Basil: community of ousia is taken to mean an identical principle of being (Against Eunomius 1.19).

For Us

Gregory of Nazianzus: “….in order that I too might be made God so far as he is made man” (Oration 29.19).

And for our salvation

Irenaeus: “The glory of God is a living, human being” (Adv. Haer. 4.20.6).

He came down

Ephrem the Syrian: “The scattered symbols you have gathered from the Torah towards your beauty, and you set forth the prototypes in your gospel as well as powers and signs from nature….The types have come to an end, but the allusions persist. The flash of the symbols has been swallowed up by your rays” (Hymns on Virginity 28.2-5).

By the Power of the Holy Spirit

Cyril of Alexandria: For though the Holy Spirit has a personal existence (hypostasis) of his own and is conceived of by himself, he he is not therefore alien from the Son. For he is called the Spirit of Truth, and Christ is the truth, and he is poured forth from him just as he is also from God the father” (3rd Letter to Nestorius).

Cyril of Alexandria: “For the Holy Spirit proceeds from God the Father but also belongs to the Son” (Homilies on the Gospel of Luke 11).

He Became Incarnate

Cyril of Jerusalem: “Let us never be ashamed of the Cross of Christ.
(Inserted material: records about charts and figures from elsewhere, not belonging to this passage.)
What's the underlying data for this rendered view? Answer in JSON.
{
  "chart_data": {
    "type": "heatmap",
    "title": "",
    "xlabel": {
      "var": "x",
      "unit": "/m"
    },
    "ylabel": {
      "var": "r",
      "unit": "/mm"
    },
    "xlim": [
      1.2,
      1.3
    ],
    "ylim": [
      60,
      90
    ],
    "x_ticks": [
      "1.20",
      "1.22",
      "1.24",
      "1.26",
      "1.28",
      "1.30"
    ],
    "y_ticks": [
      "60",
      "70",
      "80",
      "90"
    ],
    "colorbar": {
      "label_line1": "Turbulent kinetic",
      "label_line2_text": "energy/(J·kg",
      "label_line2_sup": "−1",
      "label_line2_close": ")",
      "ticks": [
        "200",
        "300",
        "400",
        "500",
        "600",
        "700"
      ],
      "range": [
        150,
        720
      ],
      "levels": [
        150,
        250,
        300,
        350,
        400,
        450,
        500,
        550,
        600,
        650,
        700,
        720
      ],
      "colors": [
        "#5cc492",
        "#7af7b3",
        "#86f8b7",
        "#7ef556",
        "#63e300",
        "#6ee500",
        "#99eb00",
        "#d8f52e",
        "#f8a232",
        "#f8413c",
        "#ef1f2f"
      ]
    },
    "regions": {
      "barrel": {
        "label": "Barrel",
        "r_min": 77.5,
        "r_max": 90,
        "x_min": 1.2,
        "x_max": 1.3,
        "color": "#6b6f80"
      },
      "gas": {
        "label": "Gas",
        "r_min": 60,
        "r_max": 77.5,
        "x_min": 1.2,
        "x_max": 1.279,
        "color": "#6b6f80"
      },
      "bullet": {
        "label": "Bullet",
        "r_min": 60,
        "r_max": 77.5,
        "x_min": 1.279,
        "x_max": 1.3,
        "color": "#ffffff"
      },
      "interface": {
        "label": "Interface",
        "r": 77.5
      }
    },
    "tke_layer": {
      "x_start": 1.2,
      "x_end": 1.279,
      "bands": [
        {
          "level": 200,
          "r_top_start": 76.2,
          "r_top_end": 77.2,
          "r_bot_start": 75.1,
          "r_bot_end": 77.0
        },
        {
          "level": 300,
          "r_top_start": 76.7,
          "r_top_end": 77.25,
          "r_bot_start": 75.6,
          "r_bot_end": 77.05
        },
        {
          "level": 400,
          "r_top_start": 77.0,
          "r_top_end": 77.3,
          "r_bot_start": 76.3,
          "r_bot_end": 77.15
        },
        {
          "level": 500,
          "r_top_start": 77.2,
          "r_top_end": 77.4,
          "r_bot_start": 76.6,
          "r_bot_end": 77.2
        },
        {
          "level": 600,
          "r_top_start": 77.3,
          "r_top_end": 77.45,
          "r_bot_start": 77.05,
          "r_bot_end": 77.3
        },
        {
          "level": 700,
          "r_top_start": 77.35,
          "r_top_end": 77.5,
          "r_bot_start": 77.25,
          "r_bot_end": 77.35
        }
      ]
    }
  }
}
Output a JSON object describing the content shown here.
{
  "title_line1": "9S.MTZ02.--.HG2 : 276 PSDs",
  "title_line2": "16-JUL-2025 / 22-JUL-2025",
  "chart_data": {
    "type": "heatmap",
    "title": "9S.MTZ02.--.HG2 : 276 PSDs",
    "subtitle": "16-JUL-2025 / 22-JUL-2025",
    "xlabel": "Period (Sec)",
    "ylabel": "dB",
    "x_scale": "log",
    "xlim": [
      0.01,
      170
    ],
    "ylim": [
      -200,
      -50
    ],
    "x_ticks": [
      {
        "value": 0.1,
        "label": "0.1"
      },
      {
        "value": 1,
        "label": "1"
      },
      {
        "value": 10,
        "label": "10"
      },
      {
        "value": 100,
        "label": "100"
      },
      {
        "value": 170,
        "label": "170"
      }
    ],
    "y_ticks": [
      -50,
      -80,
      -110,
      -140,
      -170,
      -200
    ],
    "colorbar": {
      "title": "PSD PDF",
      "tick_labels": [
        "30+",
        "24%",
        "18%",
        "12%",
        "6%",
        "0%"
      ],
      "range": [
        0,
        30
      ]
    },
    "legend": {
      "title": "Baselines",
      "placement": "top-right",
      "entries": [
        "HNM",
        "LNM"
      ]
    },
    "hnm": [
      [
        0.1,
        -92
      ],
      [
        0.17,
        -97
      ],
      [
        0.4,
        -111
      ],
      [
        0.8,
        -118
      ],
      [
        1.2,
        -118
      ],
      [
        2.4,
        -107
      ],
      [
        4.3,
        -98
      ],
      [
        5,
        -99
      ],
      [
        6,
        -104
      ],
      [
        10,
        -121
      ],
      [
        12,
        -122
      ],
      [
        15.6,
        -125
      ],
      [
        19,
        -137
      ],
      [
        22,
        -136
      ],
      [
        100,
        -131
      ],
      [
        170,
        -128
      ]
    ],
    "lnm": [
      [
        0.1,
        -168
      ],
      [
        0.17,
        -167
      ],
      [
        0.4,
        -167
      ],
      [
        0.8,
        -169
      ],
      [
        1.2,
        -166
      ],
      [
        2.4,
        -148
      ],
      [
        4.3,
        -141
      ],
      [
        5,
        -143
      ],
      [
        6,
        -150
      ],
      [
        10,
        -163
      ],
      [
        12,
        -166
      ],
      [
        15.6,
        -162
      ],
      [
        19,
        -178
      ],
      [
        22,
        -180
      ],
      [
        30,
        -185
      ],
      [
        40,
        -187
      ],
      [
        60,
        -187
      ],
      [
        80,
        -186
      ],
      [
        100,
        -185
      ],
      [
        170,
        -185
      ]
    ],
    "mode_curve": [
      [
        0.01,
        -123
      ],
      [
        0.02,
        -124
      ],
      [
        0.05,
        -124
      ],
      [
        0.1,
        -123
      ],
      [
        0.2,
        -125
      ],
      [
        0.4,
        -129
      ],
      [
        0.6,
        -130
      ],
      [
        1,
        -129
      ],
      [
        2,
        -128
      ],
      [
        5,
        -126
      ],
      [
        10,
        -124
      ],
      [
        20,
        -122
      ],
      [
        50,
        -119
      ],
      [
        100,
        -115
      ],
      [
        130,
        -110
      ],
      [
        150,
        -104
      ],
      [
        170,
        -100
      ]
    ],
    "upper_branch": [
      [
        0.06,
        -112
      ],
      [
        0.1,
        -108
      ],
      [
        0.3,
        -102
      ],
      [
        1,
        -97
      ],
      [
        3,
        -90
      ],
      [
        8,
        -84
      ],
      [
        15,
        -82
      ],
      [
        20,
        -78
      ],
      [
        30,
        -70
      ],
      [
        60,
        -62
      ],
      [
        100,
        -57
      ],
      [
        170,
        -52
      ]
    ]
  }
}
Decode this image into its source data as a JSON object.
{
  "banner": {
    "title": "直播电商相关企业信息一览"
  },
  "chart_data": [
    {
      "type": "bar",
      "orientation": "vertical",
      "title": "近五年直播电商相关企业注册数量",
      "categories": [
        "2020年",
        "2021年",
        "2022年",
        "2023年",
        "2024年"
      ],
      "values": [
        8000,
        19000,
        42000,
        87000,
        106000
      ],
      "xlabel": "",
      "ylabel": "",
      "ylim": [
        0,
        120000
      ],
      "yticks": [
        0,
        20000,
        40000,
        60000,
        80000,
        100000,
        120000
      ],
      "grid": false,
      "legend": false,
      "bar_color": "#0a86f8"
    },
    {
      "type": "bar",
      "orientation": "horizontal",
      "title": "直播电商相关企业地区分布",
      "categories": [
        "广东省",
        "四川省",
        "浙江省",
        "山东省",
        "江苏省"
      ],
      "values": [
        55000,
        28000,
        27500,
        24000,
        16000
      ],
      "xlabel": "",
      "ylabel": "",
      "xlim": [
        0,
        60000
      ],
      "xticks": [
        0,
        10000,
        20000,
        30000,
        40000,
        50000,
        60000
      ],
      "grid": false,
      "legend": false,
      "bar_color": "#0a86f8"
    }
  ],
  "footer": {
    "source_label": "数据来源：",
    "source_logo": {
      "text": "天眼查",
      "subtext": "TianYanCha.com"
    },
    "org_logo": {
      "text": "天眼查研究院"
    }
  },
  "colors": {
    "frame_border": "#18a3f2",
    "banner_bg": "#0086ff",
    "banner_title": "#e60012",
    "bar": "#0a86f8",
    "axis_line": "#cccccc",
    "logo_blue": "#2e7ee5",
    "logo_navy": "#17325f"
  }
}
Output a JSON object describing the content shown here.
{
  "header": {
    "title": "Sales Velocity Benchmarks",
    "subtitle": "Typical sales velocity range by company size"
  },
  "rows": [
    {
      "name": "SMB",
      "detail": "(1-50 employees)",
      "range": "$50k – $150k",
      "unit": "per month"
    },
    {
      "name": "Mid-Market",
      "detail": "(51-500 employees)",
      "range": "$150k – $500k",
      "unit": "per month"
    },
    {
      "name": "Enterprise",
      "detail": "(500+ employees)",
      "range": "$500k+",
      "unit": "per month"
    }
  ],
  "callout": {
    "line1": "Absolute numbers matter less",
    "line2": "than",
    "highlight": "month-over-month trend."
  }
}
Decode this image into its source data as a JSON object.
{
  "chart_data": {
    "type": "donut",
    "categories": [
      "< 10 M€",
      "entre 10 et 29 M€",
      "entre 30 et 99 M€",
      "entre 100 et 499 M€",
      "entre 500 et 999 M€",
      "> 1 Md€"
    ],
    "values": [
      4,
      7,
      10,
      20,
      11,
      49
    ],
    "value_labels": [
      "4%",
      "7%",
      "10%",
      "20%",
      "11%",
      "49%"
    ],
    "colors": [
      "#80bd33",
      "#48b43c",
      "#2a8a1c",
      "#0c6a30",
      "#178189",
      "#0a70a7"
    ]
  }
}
Others may want to hide it, but you should mark it on your forehead, so that the devils may behold the royal sign and flee trembling far away” (Catechetical Lectures 4.14)

From the Virgin Mary

Gregory of Nazianzus: “Anyone who does not admit that holy Mary is the mother of God is out of touch with the Godhead” (Letter 101.5)

And was made man

Athanasius: “He became man, and did not come into a man” (Against the Arians 3.30; here Athanasius rebuts the Aristotelian container notion of space).

Theodoret of Cyr: “For even though souls are immortal, they are not immutable but constantly undergo many changes” (Letter 146).

Key terminology

Ousia: nature or being

Cause: the proprium of being the uncaused Cause is the unique attribute of the Father (3 n7).

Idiomata: personal characteristics (25 n7).